When Maj. Gen. Alcide LaNoue relinquished his command at Fort Sam Houston 10 years ago to become the Army's surgeon general, he spoke of his commitment to study mysterious ailments reported by Persian Gulf War veterans.

Today, however, military leaders and the Department of Veterans Affairs still cannot explain the baffling phenomenon known as Gulf War Syndrome.

"The symptoms are hard to define, so I expect it's going to take months to years to analyze and understand what's happened here," LaNoue, later promoted to lieutenant general, told reporters upon his departure from Fort Sam's Health Services Command on Aug. 17, 1992.

Born in 1934 in Tonawanda, N.Y., LaNoue earned degrees at Harvard University and Yale University Medical School. He served in Vietnam, and was commander of Eisenhower Medical Center at Fort Gordon, Ga., before coming to San Antonio.

While leading Fort Sam's Academy of Health Sciences from 1986 to 1989, LaNoue oversaw distribution of bullet-resistant protective eyewear that became standard issue by the Gulf War in 1991. The academy, the largest school of its kind in the world, then was training more than 60,000 men and women annually in various professions and specialties.

LaNoue worked briefly in Washington as the Army's deputy surgeon general, then returned in 1990 to lead Fort Sam's Health Services Command. When he left again for Washington in 1992 to become the Army's top medical officer, full investigation of Gulf War illnesses was among his top concerns. Doctors then suspected petroleum poisoning from billowing black clouds rising over burning oil wells in Kuwait to be the cause.

About 60,000 veterans returned complaining of a variety of symptoms, including chronic fatigue, diarrhea, migraines, dizziness, loss of balance and eventual birth defects in children. Some have been diagnosed with amyotrophic lateral sclerosis - Lou Gehrig's disease.

By 1996, Pentagon officials were questioning the existence of Gulf War Syndrome, and were speculating that most of the illnesses were psychological, or were contracted before the war.
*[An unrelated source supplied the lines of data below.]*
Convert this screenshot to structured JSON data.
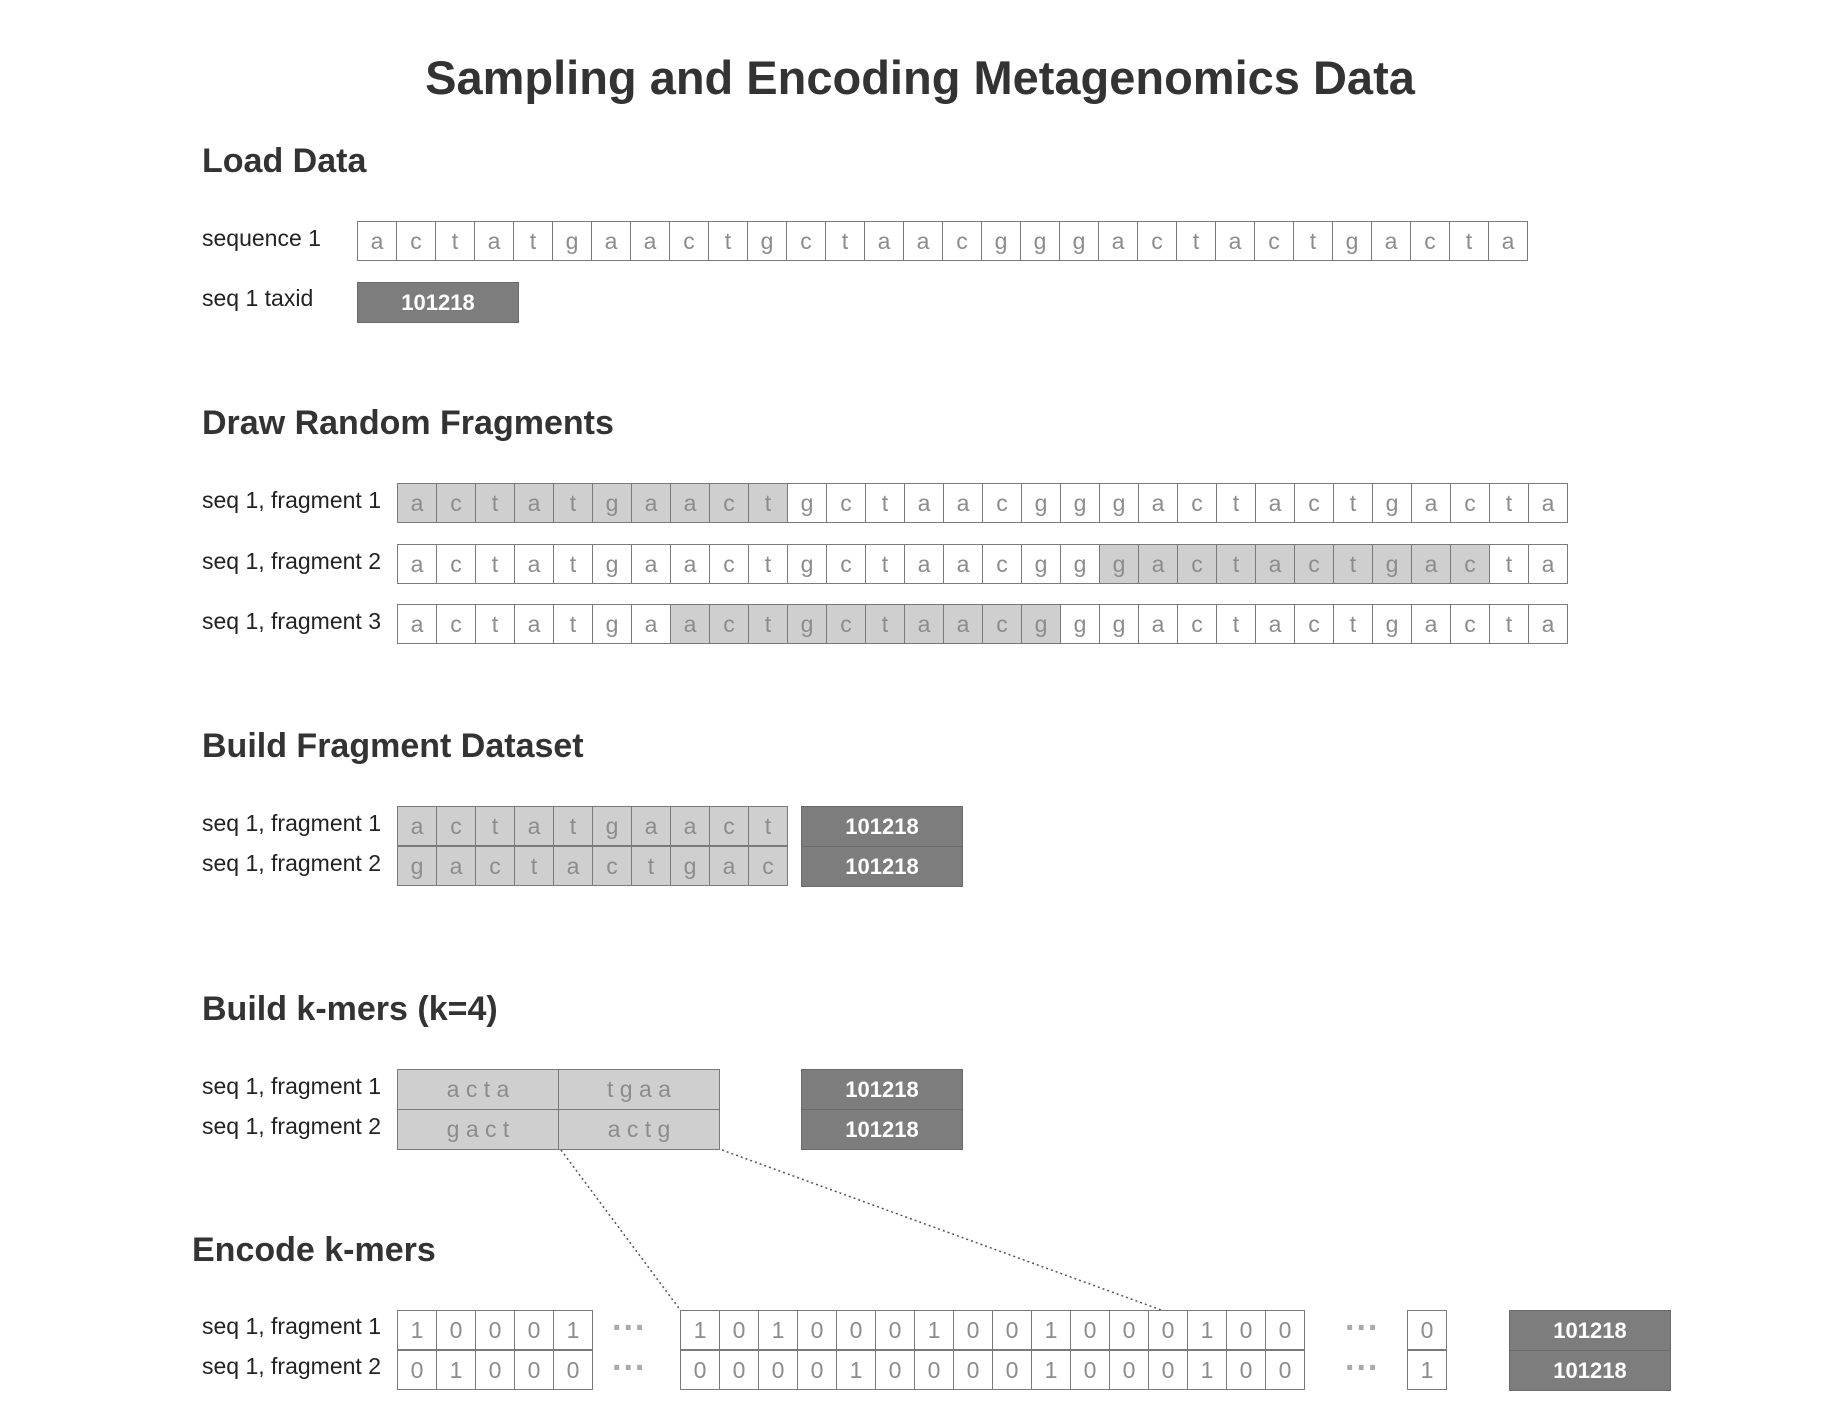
{
  "title": "Sampling and Encoding Metagenomics Data",
  "sections": {
    "load": "Load Data",
    "draw": "Draw Random Fragments",
    "dataset": "Build Fragment Dataset",
    "kmers": "Build k-mers (k=4)",
    "encode": "Encode k-mers"
  },
  "labels": {
    "sequence1": "sequence 1",
    "taxid_label": "seq 1 taxid",
    "frag1": "seq 1, fragment 1",
    "frag2": "seq 1, fragment 2",
    "frag3": "seq 1, fragment 3"
  },
  "taxid": "101218",
  "sequence": [
    "a",
    "c",
    "t",
    "a",
    "t",
    "g",
    "a",
    "a",
    "c",
    "t",
    "g",
    "c",
    "t",
    "a",
    "a",
    "c",
    "g",
    "g",
    "g",
    "a",
    "c",
    "t",
    "a",
    "c",
    "t",
    "g",
    "a",
    "c",
    "t",
    "a"
  ],
  "fragments": [
    {
      "start": 0,
      "end": 9
    },
    {
      "start": 18,
      "end": 27
    },
    {
      "start": 7,
      "end": 16
    }
  ],
  "dataset": [
    [
      "a",
      "c",
      "t",
      "a",
      "t",
      "g",
      "a",
      "a",
      "c",
      "t"
    ],
    [
      "g",
      "a",
      "c",
      "t",
      "a",
      "c",
      "t",
      "g",
      "a",
      "c"
    ]
  ],
  "kmers": [
    [
      "a c t a",
      "t g a a"
    ],
    [
      "g a c t",
      "a c t g"
    ]
  ],
  "encoding": {
    "ellipsis": "...",
    "fragment1": {
      "left": [
        "1",
        "0",
        "0",
        "0",
        "1"
      ],
      "mid": [
        "1",
        "0",
        "1",
        "0",
        "0",
        "0",
        "1",
        "0",
        "0",
        "1",
        "0",
        "0",
        "0",
        "1",
        "0",
        "0"
      ],
      "right": [
        "0"
      ]
    },
    "fragment2": {
      "left": [
        "0",
        "1",
        "0",
        "0",
        "0"
      ],
      "mid": [
        "0",
        "0",
        "0",
        "0",
        "1",
        "0",
        "0",
        "0",
        "0",
        "1",
        "0",
        "0",
        "0",
        "1",
        "0",
        "0"
      ],
      "right": [
        "1"
      ]
    }
  },
  "colors": {
    "highlight": "#cfcfcf",
    "taxid_bg": "#7d7d7d",
    "border": "#7a7a7a",
    "text": "#333333"
  }
}
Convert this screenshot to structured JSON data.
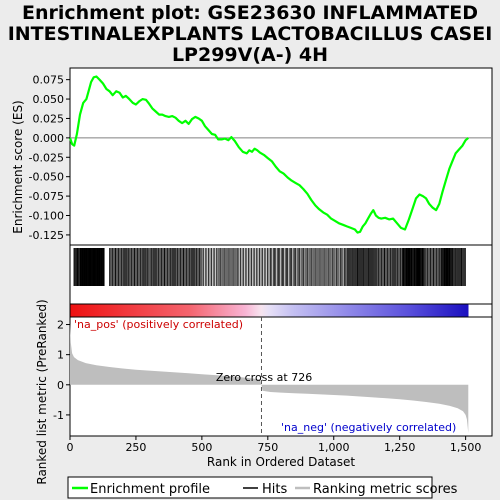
{
  "chart_data": {
    "type": "line",
    "title_lines": [
      "Enrichment plot: GSE23630 INFLAMMATED",
      "INTESTINALEXPLANTS LACTOBACILLUS CASEI",
      "LP299V(A-) 4H"
    ],
    "xlabel": "Rank in Ordered Dataset",
    "es_ylabel": "Enrichment score (ES)",
    "metric_ylabel": "Ranked list metric (PreRanked)",
    "xlim": [
      0,
      1600
    ],
    "x_ticks": [
      0,
      250,
      500,
      750,
      1000,
      1250,
      1500
    ],
    "x_tick_labels": [
      "0",
      "250",
      "500",
      "750",
      "1,000",
      "1,250",
      "1,500"
    ],
    "es_ylim": [
      -0.138,
      0.09
    ],
    "es_ticks": [
      0.075,
      0.05,
      0.025,
      0.0,
      -0.025,
      -0.05,
      -0.075,
      -0.1,
      -0.125
    ],
    "es_tick_labels": [
      "0.075",
      "0.050",
      "0.025",
      "0.000",
      "-0.025",
      "-0.050",
      "-0.075",
      "-0.100",
      "-0.125"
    ],
    "metric_ylim": [
      -1.7,
      2.25
    ],
    "metric_ticks": [
      2,
      1,
      0,
      -1
    ],
    "metric_tick_labels": [
      "2",
      "1",
      "0",
      "-1"
    ],
    "n_genes": 1510,
    "zero_cross": 726,
    "zero_cross_label": "Zero cross at 726",
    "pos_label": "'na_pos' (positively correlated)",
    "neg_label": "'na_neg' (negatively correlated)",
    "enrichment_profile": [
      [
        0,
        0.0
      ],
      [
        8,
        -0.008
      ],
      [
        16,
        -0.01
      ],
      [
        26,
        0.005
      ],
      [
        38,
        0.03
      ],
      [
        50,
        0.045
      ],
      [
        62,
        0.05
      ],
      [
        72,
        0.062
      ],
      [
        80,
        0.072
      ],
      [
        90,
        0.078
      ],
      [
        100,
        0.079
      ],
      [
        112,
        0.075
      ],
      [
        125,
        0.07
      ],
      [
        138,
        0.063
      ],
      [
        150,
        0.06
      ],
      [
        162,
        0.055
      ],
      [
        175,
        0.06
      ],
      [
        188,
        0.058
      ],
      [
        200,
        0.052
      ],
      [
        212,
        0.054
      ],
      [
        225,
        0.05
      ],
      [
        238,
        0.045
      ],
      [
        250,
        0.043
      ],
      [
        262,
        0.047
      ],
      [
        275,
        0.05
      ],
      [
        288,
        0.049
      ],
      [
        300,
        0.044
      ],
      [
        312,
        0.038
      ],
      [
        325,
        0.034
      ],
      [
        338,
        0.03
      ],
      [
        350,
        0.03
      ],
      [
        362,
        0.028
      ],
      [
        375,
        0.027
      ],
      [
        388,
        0.028
      ],
      [
        400,
        0.026
      ],
      [
        412,
        0.022
      ],
      [
        425,
        0.019
      ],
      [
        438,
        0.022
      ],
      [
        450,
        0.018
      ],
      [
        462,
        0.024
      ],
      [
        475,
        0.027
      ],
      [
        488,
        0.025
      ],
      [
        500,
        0.022
      ],
      [
        512,
        0.015
      ],
      [
        525,
        0.01
      ],
      [
        538,
        0.005
      ],
      [
        550,
        0.004
      ],
      [
        562,
        -0.002
      ],
      [
        575,
        -0.002
      ],
      [
        588,
        -0.001
      ],
      [
        600,
        -0.003
      ],
      [
        612,
        0.001
      ],
      [
        625,
        -0.004
      ],
      [
        640,
        -0.012
      ],
      [
        655,
        -0.018
      ],
      [
        670,
        -0.02
      ],
      [
        680,
        -0.016
      ],
      [
        690,
        -0.018
      ],
      [
        700,
        -0.014
      ],
      [
        710,
        -0.016
      ],
      [
        720,
        -0.019
      ],
      [
        735,
        -0.022
      ],
      [
        750,
        -0.026
      ],
      [
        765,
        -0.03
      ],
      [
        780,
        -0.037
      ],
      [
        795,
        -0.043
      ],
      [
        810,
        -0.046
      ],
      [
        825,
        -0.051
      ],
      [
        840,
        -0.055
      ],
      [
        855,
        -0.058
      ],
      [
        870,
        -0.061
      ],
      [
        885,
        -0.066
      ],
      [
        900,
        -0.072
      ],
      [
        915,
        -0.08
      ],
      [
        930,
        -0.087
      ],
      [
        945,
        -0.092
      ],
      [
        960,
        -0.096
      ],
      [
        975,
        -0.099
      ],
      [
        990,
        -0.104
      ],
      [
        1005,
        -0.107
      ],
      [
        1020,
        -0.11
      ],
      [
        1035,
        -0.112
      ],
      [
        1050,
        -0.114
      ],
      [
        1065,
        -0.116
      ],
      [
        1080,
        -0.118
      ],
      [
        1090,
        -0.122
      ],
      [
        1100,
        -0.121
      ],
      [
        1110,
        -0.114
      ],
      [
        1120,
        -0.11
      ],
      [
        1130,
        -0.104
      ],
      [
        1140,
        -0.098
      ],
      [
        1150,
        -0.093
      ],
      [
        1160,
        -0.1
      ],
      [
        1170,
        -0.103
      ],
      [
        1180,
        -0.104
      ],
      [
        1195,
        -0.103
      ],
      [
        1210,
        -0.105
      ],
      [
        1225,
        -0.104
      ],
      [
        1240,
        -0.11
      ],
      [
        1255,
        -0.116
      ],
      [
        1270,
        -0.118
      ],
      [
        1285,
        -0.105
      ],
      [
        1300,
        -0.09
      ],
      [
        1312,
        -0.078
      ],
      [
        1325,
        -0.073
      ],
      [
        1338,
        -0.075
      ],
      [
        1350,
        -0.078
      ],
      [
        1362,
        -0.085
      ],
      [
        1375,
        -0.09
      ],
      [
        1388,
        -0.093
      ],
      [
        1400,
        -0.085
      ],
      [
        1412,
        -0.07
      ],
      [
        1425,
        -0.055
      ],
      [
        1438,
        -0.04
      ],
      [
        1450,
        -0.03
      ],
      [
        1462,
        -0.02
      ],
      [
        1475,
        -0.015
      ],
      [
        1488,
        -0.01
      ],
      [
        1500,
        -0.003
      ],
      [
        1510,
        0.0
      ]
    ],
    "metric_curve": [
      [
        0,
        2.05
      ],
      [
        3,
        1.4
      ],
      [
        8,
        1.05
      ],
      [
        15,
        0.92
      ],
      [
        30,
        0.82
      ],
      [
        60,
        0.72
      ],
      [
        100,
        0.65
      ],
      [
        150,
        0.59
      ],
      [
        200,
        0.54
      ],
      [
        250,
        0.5
      ],
      [
        300,
        0.47
      ],
      [
        350,
        0.44
      ],
      [
        400,
        0.41
      ],
      [
        450,
        0.38
      ],
      [
        500,
        0.35
      ],
      [
        550,
        0.32
      ],
      [
        600,
        0.29
      ],
      [
        650,
        0.25
      ],
      [
        700,
        0.2
      ],
      [
        720,
        0.18
      ],
      [
        726,
        0.0
      ],
      [
        730,
        -0.2
      ],
      [
        760,
        -0.24
      ],
      [
        800,
        -0.26
      ],
      [
        850,
        -0.28
      ],
      [
        900,
        -0.3
      ],
      [
        950,
        -0.32
      ],
      [
        1000,
        -0.34
      ],
      [
        1050,
        -0.36
      ],
      [
        1100,
        -0.39
      ],
      [
        1150,
        -0.42
      ],
      [
        1200,
        -0.45
      ],
      [
        1250,
        -0.48
      ],
      [
        1300,
        -0.52
      ],
      [
        1350,
        -0.57
      ],
      [
        1400,
        -0.63
      ],
      [
        1440,
        -0.7
      ],
      [
        1470,
        -0.78
      ],
      [
        1490,
        -0.88
      ],
      [
        1500,
        -1.0
      ],
      [
        1505,
        -1.15
      ],
      [
        1510,
        -1.6
      ]
    ],
    "hit_segments": [
      [
        15,
        40,
        3
      ],
      [
        40,
        130,
        1.5
      ],
      [
        150,
        300,
        4
      ],
      [
        300,
        500,
        4
      ],
      [
        500,
        560,
        6
      ],
      [
        560,
        640,
        5
      ],
      [
        640,
        760,
        6
      ],
      [
        760,
        900,
        5
      ],
      [
        900,
        1050,
        5
      ],
      [
        1050,
        1150,
        3.5
      ],
      [
        1150,
        1260,
        4
      ],
      [
        1260,
        1340,
        2
      ],
      [
        1340,
        1410,
        4
      ],
      [
        1410,
        1450,
        2
      ],
      [
        1450,
        1500,
        3.5
      ]
    ],
    "heatmap_stops": [
      [
        0.0,
        "#ee1111"
      ],
      [
        0.3,
        "#f4646e"
      ],
      [
        0.44,
        "#f8b4d4"
      ],
      [
        0.48,
        "#f7e4ef"
      ],
      [
        0.5,
        "#e7e0f7"
      ],
      [
        0.56,
        "#c4c0f2"
      ],
      [
        0.7,
        "#8f88e8"
      ],
      [
        0.85,
        "#5a50dc"
      ],
      [
        1.0,
        "#1a0fbf"
      ]
    ],
    "legend": [
      "Enrichment profile",
      "Hits",
      "Ranking metric scores"
    ],
    "colors": {
      "profile": "#00ff00",
      "hits": "#000000",
      "metric_fill": "#bebebe",
      "pos_label": "#cc0000",
      "neg_label": "#0000cc",
      "zero_line": "#808080",
      "background": "#ececec"
    }
  }
}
LaNoue had still not reached any conclusions.

"There has been no data that's been presented that establishes a Gulf War illness, but I think there's substantial numbers, and it's incumbent upon us to continue to search," he said during a Defense Department briefing in January 1996. He retired later that year, and moved to Tampa, Fla.

As Army surgeon general, LaNoue was an advocate for better sanitation for soldiers dealing with rats, lice, ticks and other insects in Bosnia. He sought replacement MASH hospitals with less-cumbersome mobile surgical units, and spoke against deep cuts in defense health care in an era of post-Cold War military downsizing.

He also kept an office at Fort Sam, in a secondary role as leader of the U.S. Army Medical Command, before retiring.

It was his experiences as a surgeon in the Vietnam War, and work with amputees in the states after that conflict, that LaNoue cited as the driving force that kept him from becoming a civilian doctor.

"If it hadn't been for Vietnam, I think I would have been out of the military," he told the Express-News before his retirement. "I saw the soldiers' needs, and I very much got involved with what their needs were."

Last year, military officials announced results of a study showing Gulf War veterans were twice as likely to come down with Lou Gehrig's disease. Additional studies now are under way.

A panel of the Veterans Affairs Department recently proposed spending $450 million over three years on research, once a plan to coordinate studies is established, and timeline and objectives set.